3.8.2. prove the existence of a learning algo that is better than any others provided \(D\). ??? an algo from God that can directly output \(f\) from the previous question -_-
3.8.3. for every learning algo A from \(D\), there always exists a B and \(D'\) that A is not better than B on \(D\). shit, this is also naive from 3.8.2
3.9. about a variant of PAC learnability, which uses a two-oracle model that allows learner access to \(D^+\) and \(D^-\) on its preference. the learner can actually change the popularity of the observances, e.g. a learner can take samples from both pos and neg with equal probability (I don’t understand here so much, does )
- 1. proof PAC in the standard model \(\implies\) PAC in the two-oracle model. we need to construct a learner from the one in the standard model. suppose the learner puts equal weights on pos and neg samples. It learns a population with equal pos and neg using a standard model. denote the new distribution as \(D'\), so
\[\begin{aligned} L_{D'}(h)&=P_{D'}[h\neq f,f=0]+P_{D'}[h\neq f, f=1]\\ &=P_{D'}[f=0]P_D[h\neq f|f=0]+P_{D'}[f=1]P_D[h\neq f|f=1]\\ &=\frac{1}{2} L_{D^+}(h)+\frac{1}{2}L_{D^-}(h) \end{aligned} \]

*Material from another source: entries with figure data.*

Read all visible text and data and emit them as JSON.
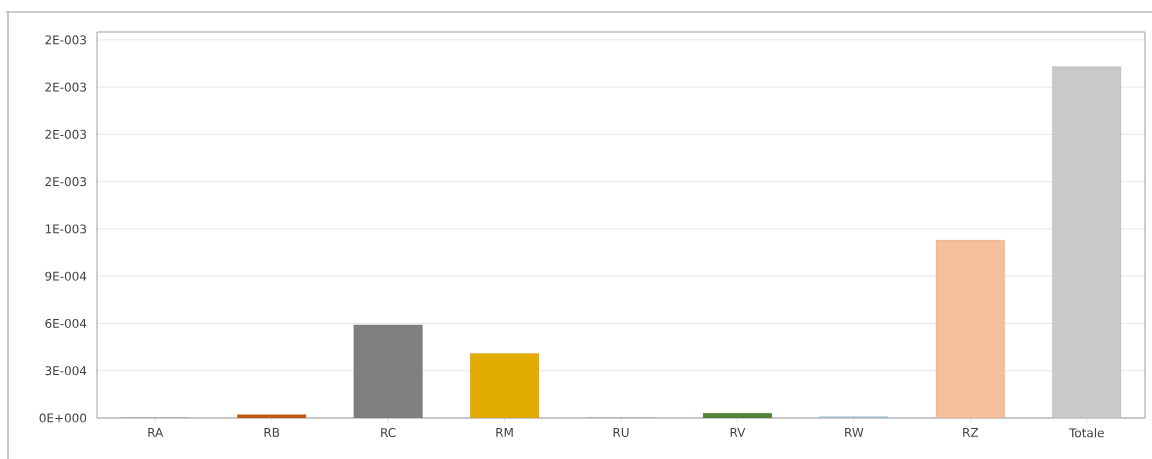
{
  "chart_data": {
    "type": "bar",
    "categories": [
      "RA",
      "RB",
      "RC",
      "RM",
      "RU",
      "RV",
      "RW",
      "RZ",
      "Totale"
    ],
    "values": [
      0,
      2e-05,
      0.00059,
      0.00041,
      0,
      3e-05,
      1e-05,
      0.00113,
      0.00223
    ],
    "colors": [
      "#4472c4",
      "#c55a11",
      "#7f7f7f",
      "#e2ac00",
      "#5b9bd5",
      "#548235",
      "#a9c4d8",
      "#f4c09a",
      "#c9c9c9"
    ],
    "ylim": [
      0,
      0.00245
    ],
    "yticks": [
      {
        "value": 0,
        "label": "0E+000"
      },
      {
        "value": 0.0003,
        "label": "3E-004"
      },
      {
        "value": 0.0006,
        "label": "6E-004"
      },
      {
        "value": 0.0009,
        "label": "9E-004"
      },
      {
        "value": 0.0012,
        "label": "1E-003"
      },
      {
        "value": 0.0015,
        "label": "2E-003"
      },
      {
        "value": 0.0018,
        "label": "2E-003"
      },
      {
        "value": 0.0021,
        "label": "2E-003"
      },
      {
        "value": 0.0024,
        "label": "2E-003"
      }
    ],
    "grid": "y"
  }
}
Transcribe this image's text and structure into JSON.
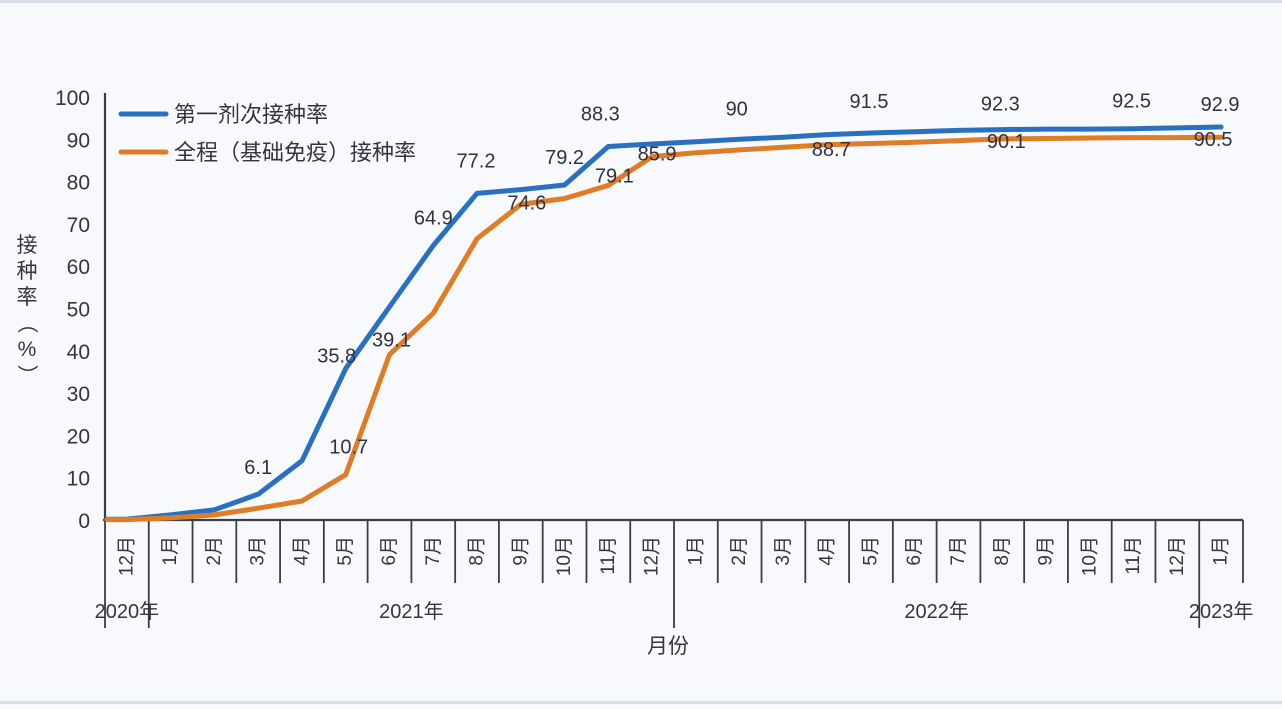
{
  "page": {
    "background": "#f7f9fc",
    "edge_strip_color": "#cfd7e4"
  },
  "chart_data": {
    "type": "line",
    "title": "",
    "xlabel": "月份",
    "ylabel": "接种率（%）",
    "ylim": [
      0,
      100
    ],
    "ytick_step": 10,
    "grid": false,
    "legend_position": "top-left",
    "axis_color": "#3c3c48",
    "text_color": "#35353f",
    "x_categories": [
      "12月",
      "1月",
      "2月",
      "3月",
      "4月",
      "5月",
      "6月",
      "7月",
      "8月",
      "9月",
      "10月",
      "11月",
      "12月",
      "1月",
      "2月",
      "3月",
      "4月",
      "5月",
      "6月",
      "7月",
      "8月",
      "9月",
      "10月",
      "11月",
      "12月",
      "1月"
    ],
    "year_groups": [
      {
        "label": "2020年",
        "from": 0,
        "to": 1
      },
      {
        "label": "2021年",
        "from": 1,
        "to": 13
      },
      {
        "label": "2022年",
        "from": 13,
        "to": 25
      },
      {
        "label": "2023年",
        "from": 25,
        "to": 26
      }
    ],
    "series": [
      {
        "name": "第一剂次接种率",
        "color": "#2a70c0",
        "values": [
          0.2,
          1.2,
          2.4,
          6.1,
          14,
          35.8,
          50.4,
          64.9,
          77.2,
          78.1,
          79.2,
          88.3,
          88.9,
          89.4,
          90,
          90.5,
          91.1,
          91.5,
          91.8,
          92.1,
          92.3,
          92.4,
          92.4,
          92.5,
          92.7,
          92.9
        ],
        "point_labels": [
          {
            "i": 3,
            "text": "6.1",
            "dx": 0,
            "dy": -27
          },
          {
            "i": 5,
            "text": "35.8",
            "dx": -9,
            "dy": -13
          },
          {
            "i": 7,
            "text": "64.9",
            "dx": 0,
            "dy": -28
          },
          {
            "i": 8,
            "text": "77.2",
            "dx": -1,
            "dy": -33
          },
          {
            "i": 10,
            "text": "79.2",
            "dx": 0,
            "dy": -28
          },
          {
            "i": 11,
            "text": "88.3",
            "dx": -8,
            "dy": -33
          },
          {
            "i": 14,
            "text": "90",
            "dx": -3,
            "dy": -31
          },
          {
            "i": 17,
            "text": "91.5",
            "dx": -2,
            "dy": -32
          },
          {
            "i": 20,
            "text": "92.3",
            "dx": -2,
            "dy": -26
          },
          {
            "i": 23,
            "text": "92.5",
            "dx": -2,
            "dy": -28
          },
          {
            "i": 25,
            "text": "92.9",
            "dx": -1,
            "dy": -23
          }
        ]
      },
      {
        "name": "全程（基础免疫）接种率",
        "color": "#e07b26",
        "values": [
          0.1,
          0.5,
          1.2,
          2.8,
          4.5,
          10.7,
          39.1,
          48.9,
          66.5,
          74.6,
          76,
          79.1,
          85.9,
          86.8,
          87.5,
          88.1,
          88.7,
          89,
          89.3,
          89.7,
          90.1,
          90.2,
          90.3,
          90.4,
          90.4,
          90.5
        ],
        "point_labels": [
          {
            "i": 5,
            "text": "10.7",
            "dx": 3,
            "dy": -28
          },
          {
            "i": 6,
            "text": "39.1",
            "dx": 2,
            "dy": -15
          },
          {
            "i": 9,
            "text": "74.6",
            "dx": 6,
            "dy": -2
          },
          {
            "i": 11,
            "text": "79.1",
            "dx": 6,
            "dy": -10
          },
          {
            "i": 12,
            "text": "85.9",
            "dx": 5,
            "dy": -3
          },
          {
            "i": 16,
            "text": "88.7",
            "dx": 4,
            "dy": 4
          },
          {
            "i": 20,
            "text": "90.1",
            "dx": 4,
            "dy": 2
          },
          {
            "i": 25,
            "text": "90.5",
            "dx": -8,
            "dy": 2
          }
        ]
      }
    ]
  }
}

- 1. proof PAC in the two-oracle model \(\implies\) PAC in the standard model if \(h^+,h^-\in\mathcal{H}\). if we have enough samples (\(m_H\)), it will contain \(m^+\) pos, and \(m^-\) neg with high prob, and even it fails to have enough pos (or neg), we can just return \(h^-\) ((\(h^+\)) and won’t cost much risk.